Forward encoding model
Functional magnetic resonance imaging records brain activity with spatially distinct voxels, but this segmentation will be misaligned with a brain’s meaningful boundaries. The segmentation results in some voxels recording activity from different types of tissue – types that are both neural an non-neural – but even voxels that exclusively sample gray matter can span functionally distinct cortex. For example, a 3T scanner allows voxels in the range of 1.5-3 mm\(^3\), but orientation columns have an average width of 0.8 mm (Yacoub, Harel, and Uğurbil 2008). Studying orientation columns with such low resolution requires statistical tools.

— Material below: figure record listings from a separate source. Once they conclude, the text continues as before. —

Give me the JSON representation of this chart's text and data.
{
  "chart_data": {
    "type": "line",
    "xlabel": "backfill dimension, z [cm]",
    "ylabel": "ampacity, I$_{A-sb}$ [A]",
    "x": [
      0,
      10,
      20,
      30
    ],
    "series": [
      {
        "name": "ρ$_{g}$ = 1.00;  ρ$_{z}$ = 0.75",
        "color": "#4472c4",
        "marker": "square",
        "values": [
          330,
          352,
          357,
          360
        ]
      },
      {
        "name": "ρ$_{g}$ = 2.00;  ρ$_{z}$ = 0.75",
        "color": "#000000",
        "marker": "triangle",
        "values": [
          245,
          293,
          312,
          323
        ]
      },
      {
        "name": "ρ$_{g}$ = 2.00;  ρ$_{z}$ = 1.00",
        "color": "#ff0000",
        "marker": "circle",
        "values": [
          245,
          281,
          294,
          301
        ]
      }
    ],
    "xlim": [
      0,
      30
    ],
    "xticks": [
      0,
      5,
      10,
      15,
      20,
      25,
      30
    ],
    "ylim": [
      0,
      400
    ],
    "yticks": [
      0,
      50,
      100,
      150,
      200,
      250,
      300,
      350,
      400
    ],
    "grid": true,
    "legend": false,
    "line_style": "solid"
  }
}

One statistical tool models voxel activity as a linear combination of the activity of a small number of neural channels (Brouwer and Heeger 2009; Kay et al. 2008). These models are called forward models, describing how the channel activity transforms into voxel activity. In early sensory cortex, the channels are analogous to cortical columns. In later cortex, the channels are more abstract dimensions of a representational space. Developing a forward model requires assuming not only how many channels contribute of a voxel’s activity, but also the tuning properties of those channels. With these assumptions, regression allows inferring the contribution of each channel to each voxel’s activity. Let \(N\) be the number of observations for each voxel, \(M\) be the number of voxels, and \(K\) be the number of channels within a voxel. The forward model specifies that the data (\(B\), \(M \times N\)) result from a weighted combination of the assumed channels responses (\(C\), \(K \times N\)), where the weights (\(W\), \(M \times K\)) are unknown.
\[ B = WC \]
Taking the pseudoinverse of the channel matrix and multiplying the result by the data gives an estimate of the weight matrix:
\[ \widehat{W} = BC^T(CC^T)^{-1} \]
Assumptions about \(C\) are assumptions about how the channels encode stimuli. Different encoding schemes can be instantiated with different \(C\), and any method for comparing linear models could be used to compare the schemes.
The forward encoding model enables comparison of static encoding schemes, but neural encoding schemes are dynamic. Attentional fluctuations, perceptual learning, and stimulation history all modulate neural tuning functions (McAdams and Maunsell 1999; Reynolds, Pasternak, and Desimone 2000; Siegel, Buschman, and Miller 2015; Yang and Maunsell 2004). To explore modulations with functional magnetic resonance imaging, some researchers have inverted the encoding model (Garcia, Srinivasan, and Serences 2013; Rahmati, Saber, and Curtis 2018; Saproo and Serences 2014; Scolari, Byers, and Serences 2012; Sprague and Serences 2013; Vo, Sprague, and Serences 2017). The inversion is a variation of cross validation. The method estimates the weight matrix with only some of the data (e.g., all data excluding a single run). The held out data, \(B_H\), contains observations from all experimental condition across which the tuning functions might vary. The encoding model is inverted by multiplying the pseudoinverse of the weight matrix with the held out data to estimate a new channel response matrix.
\[ \widehat{C} = \widehat{W}^T(\widehat{W}\widehat{W}^T)^{-1}B_H \]
The new channel response matrix estimates how the channels respond in each experimental condition.
Although validation studies demonstrated that the inverted encoding model enables inferences that recapitulate some modulations observed with electrophysiology (Sprague et al. 2018; Sprague, Saproo, and Serences 2015), the inversion also misleads inferences about certain fundamental modulations (Gardner and Liu 2019; Liu, Cable, and Gardner 2018). In particular, increasing the contrast of an orientation increases the gain of neurons tuned to orientation without altering their tuning bandwidth (Alitto and Usrey 2004; Sclar and Freeman 1982; Skottun et al. 1987), but the inverted encoding model (incorrectly) suggests that higher contrast decreases bandwidth (Liu, Cable, and Gardner 2018). Inferences are misled because the estimated channel responses are constrained by the initial assumptions about \(C\) (Gardner and Liu 2019). Using the encoding model to study modulations requires a way to estimate the contribution of each channel without assuming a fixed channel response function.